From the Boston Globe, "Cosby Show' comedy had a serious impact: Sitcom gently delivered star's message," by Renee Graham, on 2 August 2005  --  Mention Bill Cosby's name these days, and some folks are more likely to think of the angry old man railing against negligent black parents and their inarticulate offspring than the beloved comedian and actor who, for much of the 1980s, starred in one of the most cherished comedies in television history.

To wit, ''The Cosby Show" finally makes its debut on DVD today, with a four-disc, complete first-season box set. By the time the NBC sitcom premiered in 1984, Cosby was already an established TV icon. He was the first African-American to star in a dramatic series, ''I Spy," in 1965, and in the 1970s, he created the animated Saturday morning hijinks of ''Fat Albert and the Cosby Kids."


Still, few could have predicted that ''The Cosby Show" would become a phenomenon. Loosely based on Cosby's own family, it was the highest-rated show for five consecutive seasons, and remained in the Nielsen top 20 throughout its eight-year run. Nearly everyone, it seemed, could relate to the warm, loving Huxtables -- Cliff (Cosby); his wife, Clair (Phylicia Rashad); and their five children, Denise (Lisa Bonet), Theo (Malcolm Jamal-Warner), Vanessa (Tempestt Bledsoe), Rudy (Keshia Knight-Pulliam), and later, Sondra (Sabrina Le Beauf). For many, they either represented their own families or the family they wished they had.

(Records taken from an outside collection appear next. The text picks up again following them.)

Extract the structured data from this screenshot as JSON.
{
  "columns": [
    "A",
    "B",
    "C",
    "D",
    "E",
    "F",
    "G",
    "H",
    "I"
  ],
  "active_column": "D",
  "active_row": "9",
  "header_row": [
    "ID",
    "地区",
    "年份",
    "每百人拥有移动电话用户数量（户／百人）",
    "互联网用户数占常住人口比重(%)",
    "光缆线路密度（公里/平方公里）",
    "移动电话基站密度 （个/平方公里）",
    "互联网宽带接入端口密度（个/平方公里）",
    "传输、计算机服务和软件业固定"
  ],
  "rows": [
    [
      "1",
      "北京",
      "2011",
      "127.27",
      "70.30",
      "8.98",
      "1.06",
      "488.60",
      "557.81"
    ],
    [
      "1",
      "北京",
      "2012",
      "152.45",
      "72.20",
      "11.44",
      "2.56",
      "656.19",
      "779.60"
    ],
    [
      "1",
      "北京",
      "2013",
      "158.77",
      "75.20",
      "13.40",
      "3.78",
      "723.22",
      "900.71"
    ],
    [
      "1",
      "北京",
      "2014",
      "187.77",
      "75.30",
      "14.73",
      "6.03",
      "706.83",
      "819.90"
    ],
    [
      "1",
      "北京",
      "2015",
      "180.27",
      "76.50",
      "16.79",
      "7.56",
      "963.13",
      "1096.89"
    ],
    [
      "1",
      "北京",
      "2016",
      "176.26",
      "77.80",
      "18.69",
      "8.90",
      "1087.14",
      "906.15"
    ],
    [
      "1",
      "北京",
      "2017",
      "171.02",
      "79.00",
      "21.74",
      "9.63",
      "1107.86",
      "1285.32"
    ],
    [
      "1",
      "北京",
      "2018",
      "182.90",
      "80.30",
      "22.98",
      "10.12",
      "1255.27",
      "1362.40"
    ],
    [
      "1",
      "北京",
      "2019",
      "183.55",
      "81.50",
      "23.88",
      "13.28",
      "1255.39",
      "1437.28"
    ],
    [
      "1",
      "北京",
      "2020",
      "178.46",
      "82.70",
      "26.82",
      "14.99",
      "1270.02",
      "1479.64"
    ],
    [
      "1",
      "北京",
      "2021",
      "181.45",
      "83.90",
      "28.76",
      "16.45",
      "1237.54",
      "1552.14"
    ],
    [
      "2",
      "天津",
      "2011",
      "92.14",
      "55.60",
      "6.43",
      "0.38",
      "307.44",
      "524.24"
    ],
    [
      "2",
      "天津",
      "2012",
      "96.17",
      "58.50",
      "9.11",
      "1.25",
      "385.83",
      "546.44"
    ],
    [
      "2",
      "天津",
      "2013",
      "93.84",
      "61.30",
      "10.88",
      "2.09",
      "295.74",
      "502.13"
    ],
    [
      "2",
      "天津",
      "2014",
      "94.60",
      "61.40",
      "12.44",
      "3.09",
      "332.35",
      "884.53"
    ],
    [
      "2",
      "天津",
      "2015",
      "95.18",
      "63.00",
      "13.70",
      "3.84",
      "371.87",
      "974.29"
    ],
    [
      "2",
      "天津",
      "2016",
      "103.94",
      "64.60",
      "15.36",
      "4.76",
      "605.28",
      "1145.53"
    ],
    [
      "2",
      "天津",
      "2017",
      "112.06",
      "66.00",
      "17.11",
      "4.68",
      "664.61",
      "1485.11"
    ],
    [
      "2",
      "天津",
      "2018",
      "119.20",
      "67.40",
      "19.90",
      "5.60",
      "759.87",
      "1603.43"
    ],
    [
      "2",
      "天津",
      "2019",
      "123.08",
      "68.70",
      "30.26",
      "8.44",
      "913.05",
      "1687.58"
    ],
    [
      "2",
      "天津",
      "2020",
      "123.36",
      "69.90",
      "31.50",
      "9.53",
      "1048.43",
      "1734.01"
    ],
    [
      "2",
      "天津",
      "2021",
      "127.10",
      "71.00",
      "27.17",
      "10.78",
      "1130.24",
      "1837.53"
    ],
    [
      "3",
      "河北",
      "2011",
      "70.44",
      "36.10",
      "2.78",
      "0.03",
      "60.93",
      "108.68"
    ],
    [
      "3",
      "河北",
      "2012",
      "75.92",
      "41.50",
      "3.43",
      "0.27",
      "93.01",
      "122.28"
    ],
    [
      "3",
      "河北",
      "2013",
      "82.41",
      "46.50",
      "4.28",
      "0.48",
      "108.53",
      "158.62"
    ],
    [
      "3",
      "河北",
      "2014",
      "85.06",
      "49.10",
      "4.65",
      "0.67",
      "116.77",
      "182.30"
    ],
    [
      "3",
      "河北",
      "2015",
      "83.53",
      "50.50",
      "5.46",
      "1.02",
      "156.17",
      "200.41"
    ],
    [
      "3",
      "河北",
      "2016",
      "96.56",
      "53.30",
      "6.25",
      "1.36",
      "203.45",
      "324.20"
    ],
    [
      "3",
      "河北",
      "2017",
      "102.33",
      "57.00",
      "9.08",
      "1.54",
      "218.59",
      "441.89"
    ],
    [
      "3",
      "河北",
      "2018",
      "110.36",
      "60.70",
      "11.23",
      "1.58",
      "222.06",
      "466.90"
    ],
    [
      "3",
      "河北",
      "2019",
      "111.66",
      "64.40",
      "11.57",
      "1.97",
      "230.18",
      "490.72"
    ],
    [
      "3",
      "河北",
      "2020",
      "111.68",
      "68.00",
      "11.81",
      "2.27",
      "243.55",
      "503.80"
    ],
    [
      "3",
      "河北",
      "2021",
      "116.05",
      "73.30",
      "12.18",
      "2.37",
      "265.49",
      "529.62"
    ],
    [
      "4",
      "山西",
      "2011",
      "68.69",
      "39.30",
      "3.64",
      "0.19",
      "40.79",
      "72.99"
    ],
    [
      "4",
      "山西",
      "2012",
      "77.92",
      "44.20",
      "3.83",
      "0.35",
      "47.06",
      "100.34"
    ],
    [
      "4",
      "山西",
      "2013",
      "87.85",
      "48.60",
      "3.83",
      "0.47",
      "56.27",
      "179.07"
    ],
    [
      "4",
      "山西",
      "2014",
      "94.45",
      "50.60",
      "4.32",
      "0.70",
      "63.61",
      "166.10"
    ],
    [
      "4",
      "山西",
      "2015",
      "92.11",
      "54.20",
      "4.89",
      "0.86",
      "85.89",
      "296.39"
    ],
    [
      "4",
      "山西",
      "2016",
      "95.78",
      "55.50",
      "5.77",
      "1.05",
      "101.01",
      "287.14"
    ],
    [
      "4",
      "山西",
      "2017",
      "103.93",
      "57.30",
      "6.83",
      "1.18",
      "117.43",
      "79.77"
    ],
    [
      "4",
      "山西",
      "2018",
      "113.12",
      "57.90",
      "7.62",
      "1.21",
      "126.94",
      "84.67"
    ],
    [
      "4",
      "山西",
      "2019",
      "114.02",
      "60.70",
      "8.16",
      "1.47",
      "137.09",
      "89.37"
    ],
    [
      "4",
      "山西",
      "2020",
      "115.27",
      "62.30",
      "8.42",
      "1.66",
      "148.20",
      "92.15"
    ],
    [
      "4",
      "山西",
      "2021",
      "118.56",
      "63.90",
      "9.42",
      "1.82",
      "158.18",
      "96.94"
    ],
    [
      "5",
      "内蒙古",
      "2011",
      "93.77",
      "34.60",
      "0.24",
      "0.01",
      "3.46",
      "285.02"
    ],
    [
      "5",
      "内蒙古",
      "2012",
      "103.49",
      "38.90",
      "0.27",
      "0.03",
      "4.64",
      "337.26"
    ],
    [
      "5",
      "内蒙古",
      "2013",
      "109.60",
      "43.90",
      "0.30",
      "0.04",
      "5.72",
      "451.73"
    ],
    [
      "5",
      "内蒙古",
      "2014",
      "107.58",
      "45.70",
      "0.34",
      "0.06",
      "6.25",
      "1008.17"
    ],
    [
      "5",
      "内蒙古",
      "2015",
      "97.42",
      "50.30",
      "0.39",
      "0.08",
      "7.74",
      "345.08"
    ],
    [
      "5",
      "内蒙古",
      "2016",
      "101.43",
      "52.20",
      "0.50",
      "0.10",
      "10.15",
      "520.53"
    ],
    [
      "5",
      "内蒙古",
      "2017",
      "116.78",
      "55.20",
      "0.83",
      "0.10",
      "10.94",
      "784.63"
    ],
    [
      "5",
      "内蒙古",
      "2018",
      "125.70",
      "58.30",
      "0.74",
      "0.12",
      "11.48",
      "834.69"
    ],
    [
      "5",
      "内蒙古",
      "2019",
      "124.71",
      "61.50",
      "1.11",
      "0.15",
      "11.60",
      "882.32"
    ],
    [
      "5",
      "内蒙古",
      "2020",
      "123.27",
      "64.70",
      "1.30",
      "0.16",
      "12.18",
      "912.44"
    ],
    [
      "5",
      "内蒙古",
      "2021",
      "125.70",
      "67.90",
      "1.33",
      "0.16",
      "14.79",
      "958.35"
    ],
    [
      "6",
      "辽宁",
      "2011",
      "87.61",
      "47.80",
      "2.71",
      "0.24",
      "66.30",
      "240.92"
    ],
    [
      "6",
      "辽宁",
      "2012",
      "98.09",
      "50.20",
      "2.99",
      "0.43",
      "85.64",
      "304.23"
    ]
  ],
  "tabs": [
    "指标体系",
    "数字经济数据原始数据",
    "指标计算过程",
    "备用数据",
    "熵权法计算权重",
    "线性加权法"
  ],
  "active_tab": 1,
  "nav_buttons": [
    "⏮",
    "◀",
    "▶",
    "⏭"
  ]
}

Of course, there was so much more to ''The Cosby Show" than 22 minutes of laughs and life lessons. It remains the only TV series with a predominantly black cast to defy all racial and demographic boundaries. More important, it managed this feat while presenting an educated, upper-middle-class African-American family devoid of any shuckin' and jivin' stereotypes.

Until ''The Cosby Show," the primary image of black family life on TV was the Evans family of the 1970s sitcom ''Good Times." Certainly, the Evanses were just as loving as the Huxtables. Yet James, Florida, and their three children lived in a Chicago tenement and struggled mightily every day, whether they were trying to keep food on the table or protecting their kids from street gangs infesting the projects. Especially during the early seasons of ''Good Times," the show was a kind of tribute to the resilience of low-income folks determined to be better than their circumstances, and it fostered the notion that while one might live in the ghetto, the ghetto need not live within them.


The Huxtables were the anti-Evanses. Without ever saying so, here was the golden result of the civil rights movement and the fight for racial equality. Cliff, an obstetrician-gynecologist, and Clair, an attorney, owned a fabulous Brooklyn townhouse. They were like any casually affluent white families on TV, except the Huxtables were proudly black, in a home decorated with the works of such African-American artists as Varnette P. Honeywood and Brenda Joysmith. A weekly totem of black accomplishment, ''The Cosby Show," said Coretta Scott King, presented ''the most positive portrayal of black family life that has ever been broadcast."


More than two decades after its debut, the show's comedy still holds up. As Cliff, Cosby is so natural and easy, it's no surprise that TV Guide honored him last year as the greatest TV dad. Like ''Seinfeld," ''The Cosby Show," in its way, was a show about the everyday nothings of family life, whether it was the death of Rudy's goldfish, Theo getting his ear pierced without his parents' permission (Cliff confronting his son plays like a classic Marx Brothers skit), or Cliff's hilarious complaints that fathers always get lousy gifts on Father's Day.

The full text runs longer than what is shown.